"Los consumidores particulares tendrán una reducción media de 16,2%. La reducción al sector productivo alcanzará un 28% por los costos de distribución son menores, ya que operan en alta tensión. La caída en el costo de energía volverá al sector productivo más competitivo. Las ganancias se utilizarán, sin duda, para reducir los precios para el consumidor brasileño y para el las exportaciones brasileñas, que abrirán más mercados. La reducción también ayudará a las industrias en dificultades, evitando despidos de empleados", dijo la Presidente.
Reducir las tasas de interés de los bancos
Dilma dijo que Brasil entró en un nuevo ciclo de desarrollo, con cambios estructurales, tales como tasas de interés más bajas, cambio más competitivo y reducción de la carga tributaria. Ella dijo que no estaba satisfecha con las tarifas cobradas por los bancos, que no reducen sus ganancias.
"Estamos consiguiendo, por ejemplo, una marca sin precedentes de reducción de tasas de interés constante y fuerte en la tasa básica Selic -a cerca de un 2% anual en términos reales-, que hizo que el tipo de interés a largo plazo cayera a menos del 1% anual, también en términos reales. Eso me hace feliz, pero confieso que todavía no estoy satisfecha, porque los bancos, las compañías financieras y, de forma muy especial, las tarjetas de crédito pueden reducir aún más las tasas cobradas al consumidor final, disminuyendo a niveles civilizados sus ganancias", argumentó Dilma.
Para ella, esta "no es una pelea fácil". Dilma prometió no descansar "hasta no ver que esto se haga realidad."
También dijo que ella trabaja para reducir los impuestos y aranceles públicos "sin causar desequilibrio de las cuentas públicas y sin perjudicar la política social".
Según dijo Dilma, Brasil ha creado un modelo de desarrollo sin precedentes, basado en el crecimiento con estabilidad, equilibrio fiscal y distribución del ingreso. Para ella, este modelo "produjo poderosos efectos que ni la mayor crisis financiera de la historia podría perjudicar fuertemente" al país.
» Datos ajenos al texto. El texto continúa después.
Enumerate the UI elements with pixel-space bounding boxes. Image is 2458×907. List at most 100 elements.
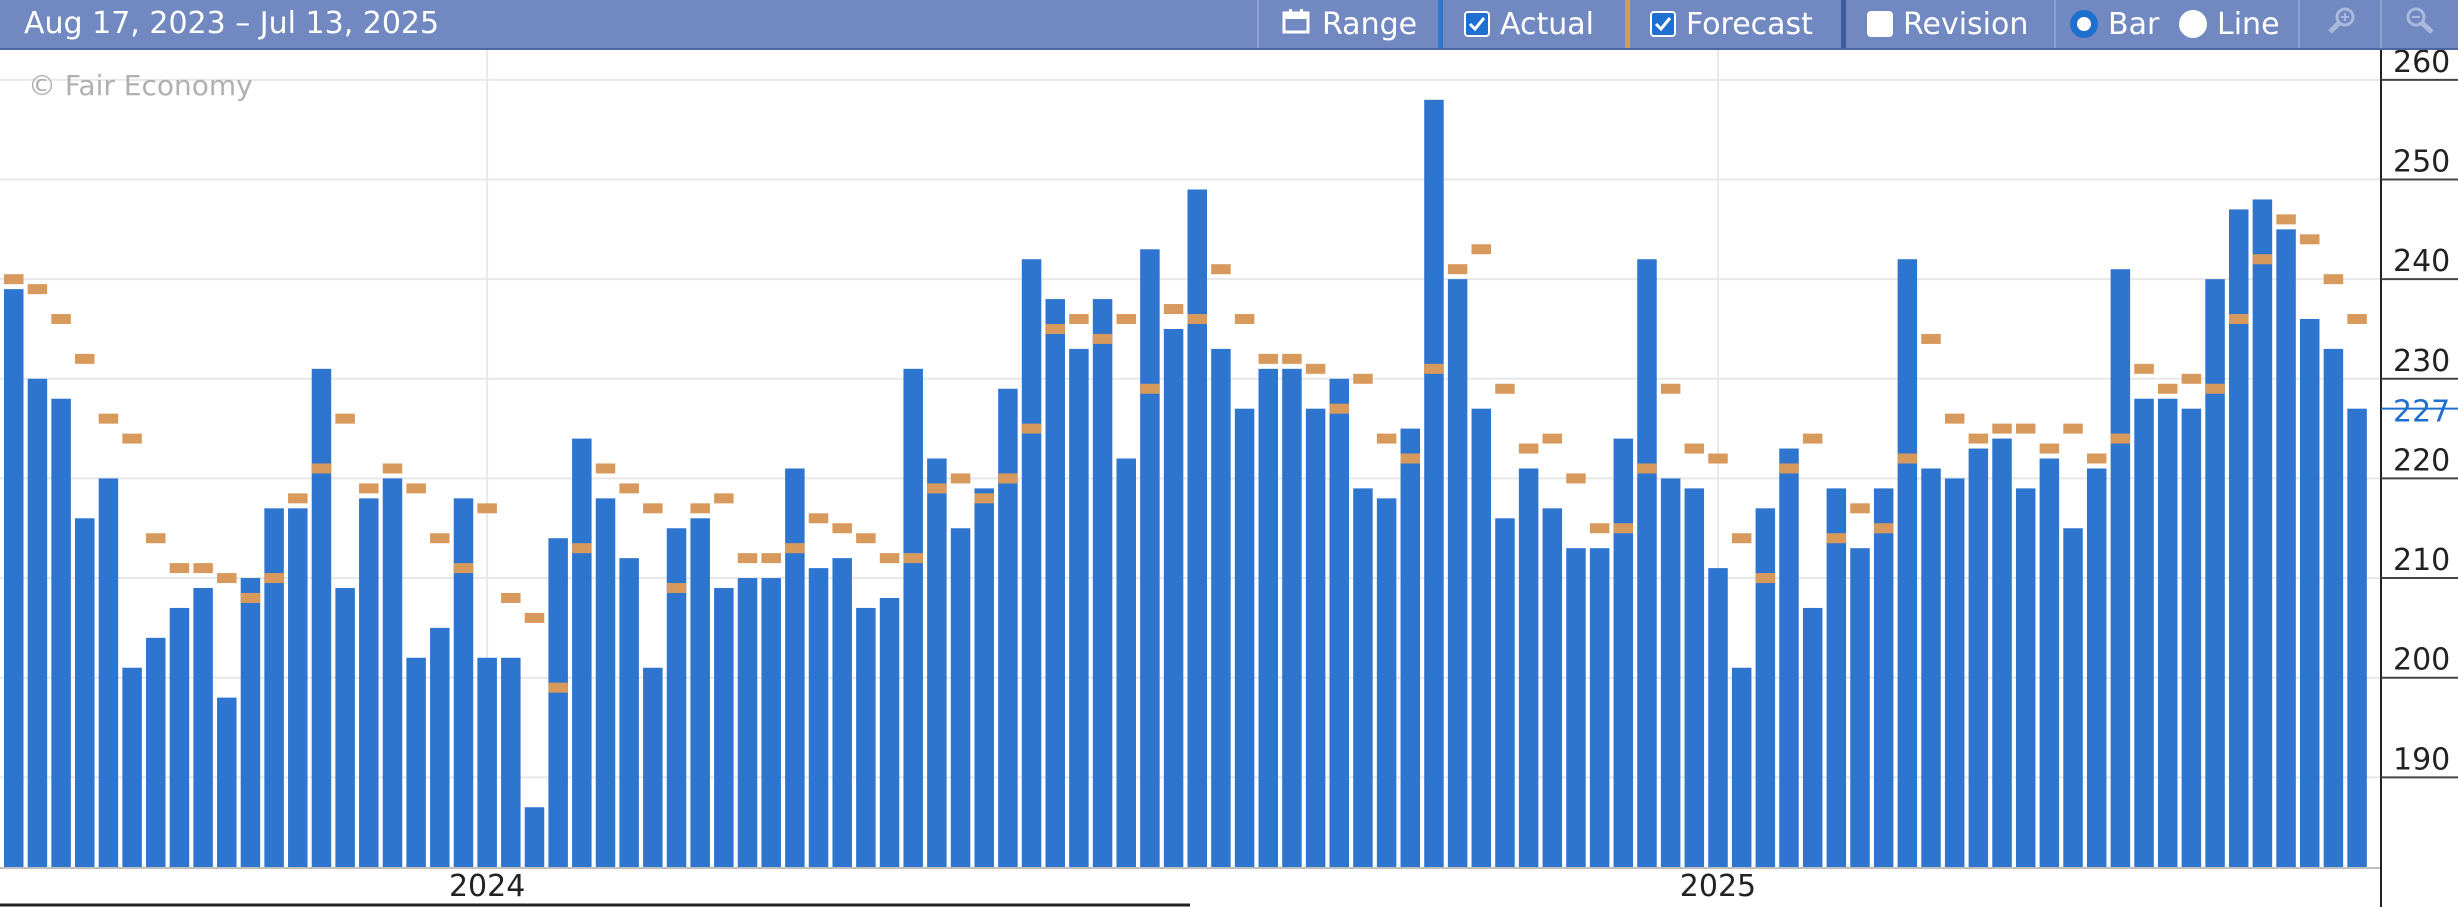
actual-bar[interactable] [311, 368, 332, 867]
actual-bar[interactable] [1211, 348, 1231, 867]
forecast-mark[interactable] [1566, 473, 1586, 484]
forecast-mark[interactable] [1613, 523, 1634, 534]
forecast-mark[interactable] [1258, 353, 1279, 364]
actual-bar[interactable] [1613, 438, 1634, 867]
forecast-mark[interactable] [2181, 373, 2202, 384]
actual-bar[interactable] [950, 528, 971, 867]
actual-bar[interactable] [1424, 99, 1444, 867]
actual-bar[interactable] [1566, 548, 1586, 867]
forecast-mark[interactable] [761, 553, 781, 564]
actual-bar[interactable] [382, 478, 403, 867]
forecast-mark[interactable] [832, 523, 852, 534]
forecast-mark[interactable] [1424, 363, 1444, 374]
forecast-mark[interactable] [311, 463, 332, 474]
forecast-mark[interactable] [1471, 244, 1492, 255]
actual-bar[interactable] [1305, 408, 1326, 867]
actual-bar[interactable] [1731, 667, 1752, 867]
actual-bar[interactable] [51, 398, 71, 867]
forecast-mark[interactable] [1779, 463, 1799, 474]
forecast-mark[interactable] [1850, 503, 1870, 514]
forecast-mark[interactable] [2205, 383, 2225, 394]
actual-bar[interactable] [1968, 448, 1989, 867]
forecast-mark[interactable] [169, 563, 190, 574]
forecast-mark[interactable] [430, 533, 450, 544]
actual-bar[interactable] [903, 368, 923, 867]
actual-bar[interactable] [1921, 468, 1941, 867]
actual-bar[interactable] [1992, 438, 2012, 867]
actual-bar[interactable] [1495, 518, 1515, 867]
actual-bar[interactable] [2228, 209, 2249, 868]
forecast-mark[interactable] [524, 612, 545, 623]
actual-bar[interactable] [1802, 607, 1823, 867]
actual-bar[interactable] [2181, 408, 2202, 867]
actual-bar[interactable] [477, 657, 497, 867]
forecast-mark[interactable] [1045, 323, 1065, 334]
forecast-mark[interactable] [595, 463, 616, 474]
forecast-mark[interactable] [1708, 453, 1728, 464]
forecast-mark[interactable] [75, 353, 95, 364]
actual-bar[interactable] [146, 637, 166, 867]
actual-bar[interactable] [1021, 259, 1042, 867]
forecast-mark[interactable] [2276, 214, 2296, 225]
actual-bar[interactable] [1376, 498, 1397, 867]
forecast-mark[interactable] [737, 553, 758, 564]
forecast-mark[interactable] [477, 503, 497, 514]
forecast-mark[interactable] [1755, 573, 1776, 584]
actual-bar[interactable] [1708, 568, 1728, 867]
actual-bar[interactable] [2323, 348, 2344, 867]
forecast-mark[interactable] [288, 493, 308, 504]
forecast-mark[interactable] [193, 563, 213, 574]
actual-bar[interactable] [1069, 348, 1089, 867]
forecast-mark[interactable] [1921, 333, 1941, 344]
forecast-mark[interactable] [927, 483, 947, 494]
actual-bar[interactable] [974, 488, 994, 867]
actual-bar[interactable] [501, 657, 521, 867]
actual-bar[interactable] [1873, 488, 1894, 867]
zoom-in-button[interactable] [2326, 0, 2358, 48]
forecast-mark[interactable] [998, 473, 1018, 484]
forecast-mark[interactable] [2323, 274, 2344, 285]
forecast-mark[interactable] [2039, 443, 2060, 454]
forecast-mark[interactable] [1447, 264, 1468, 275]
forecast-mark[interactable] [406, 483, 426, 494]
forecast-mark[interactable] [122, 433, 142, 444]
forecast-mark[interactable] [1802, 433, 1823, 444]
bar-view-option[interactable]: Bar [2070, 0, 2159, 48]
forecast-mark[interactable] [1968, 433, 1989, 444]
actual-bar[interactable] [714, 588, 734, 867]
forecast-mark[interactable] [2015, 423, 2036, 434]
actual-bar[interactable] [2086, 468, 2107, 867]
forecast-mark[interactable] [548, 682, 568, 693]
forecast-mark[interactable] [572, 543, 592, 554]
forecast-mark[interactable] [382, 463, 403, 474]
actual-bar[interactable] [1944, 478, 1965, 867]
forecast-mark[interactable] [1637, 463, 1657, 474]
actual-bar[interactable] [1447, 279, 1468, 867]
forecast-mark[interactable] [27, 284, 48, 295]
forecast-mark[interactable] [785, 543, 805, 554]
forecast-mark[interactable] [335, 413, 355, 424]
forecast-mark[interactable] [1116, 314, 1136, 325]
actual-bar[interactable] [1779, 448, 1799, 867]
forecast-mark[interactable] [359, 483, 379, 494]
actual-bar[interactable] [2252, 199, 2273, 867]
actual-bar[interactable] [808, 568, 829, 867]
actual-bar[interactable] [2276, 229, 2296, 868]
forecast-mark[interactable] [974, 493, 994, 504]
actual-bar[interactable] [2110, 269, 2131, 867]
actual-bar[interactable] [1518, 468, 1539, 867]
actual-bar[interactable] [1542, 508, 1563, 867]
actual-bar[interactable] [1660, 478, 1681, 867]
forecast-mark[interactable] [146, 533, 166, 544]
forecast-mark[interactable] [1518, 443, 1539, 454]
actual-bar[interactable] [1826, 488, 1847, 867]
actual-bar[interactable] [4, 289, 24, 867]
actual-bar[interactable] [75, 518, 95, 867]
actual-bar[interactable] [122, 667, 142, 867]
actual-bar[interactable] [2157, 398, 2178, 867]
forecast-mark[interactable] [1897, 453, 1918, 464]
forecast-mark[interactable] [1873, 523, 1894, 534]
forecast-mark[interactable] [666, 583, 687, 594]
actual-checkbox[interactable] [1464, 11, 1490, 37]
forecast-mark[interactable] [4, 274, 24, 285]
La Presidente reconoció que la crisis ha hecho que el Brasil crezca menos de lo esperado.
"Nuestro exitoso modelo se ha basado en 3 palabras mágicas: estabilidad, crecimiento e inclusión. Con ellas, Brasil ha logrado crecer y al mismo tiempo distribuir el ingreso. Ha logrado, como pocos países del mundo, reducir la desigualdad entre las personas y las regiones. Para que nuestro modelo sea más riguroso y abrir el nuevo ciclo de desarrollo, incorporaremos una nueva palabra a ese trípode: a competitividad", afirmó.
La Presidente dijo que, aumentando la competitividad, se puede reducir el costo de producción y los precios, para generar empleos e ingresos. Dijo que la mejora de la competitividad sólo se puede lograr con la mejora de la infraestructura, de la producción y "distintos niveles de Educación, saber y conocimiento".
Dilma también citó la creación de la Empresa de Planificación Institucional y Logística (EPL) para reformar el sistema de transportes, mediante la integración de carreteras, ferrocarriles, puertos y aeropuertos. La Presidente afirmó que el gobierno invertirá R$ 133.000 millones (US$ 65.533 millones) en carreteras y vías férreas. La inversión, dijo, llegará a 10.000 kilómetros de ferrocarriles y 8.000 kilómetros de autopistas.
"A diferencia del modelo viejo y cuestionable de privatización de ferrocarriles, que despilfarró el patrimonio público para pagar deudas y aún así generó monopolios, privilegios, flete elevado y baja eficiencia, nuestro modelo de concesión fortalecerá el poder regulador del Estado para garantizar la calidad", dijo la Presidente.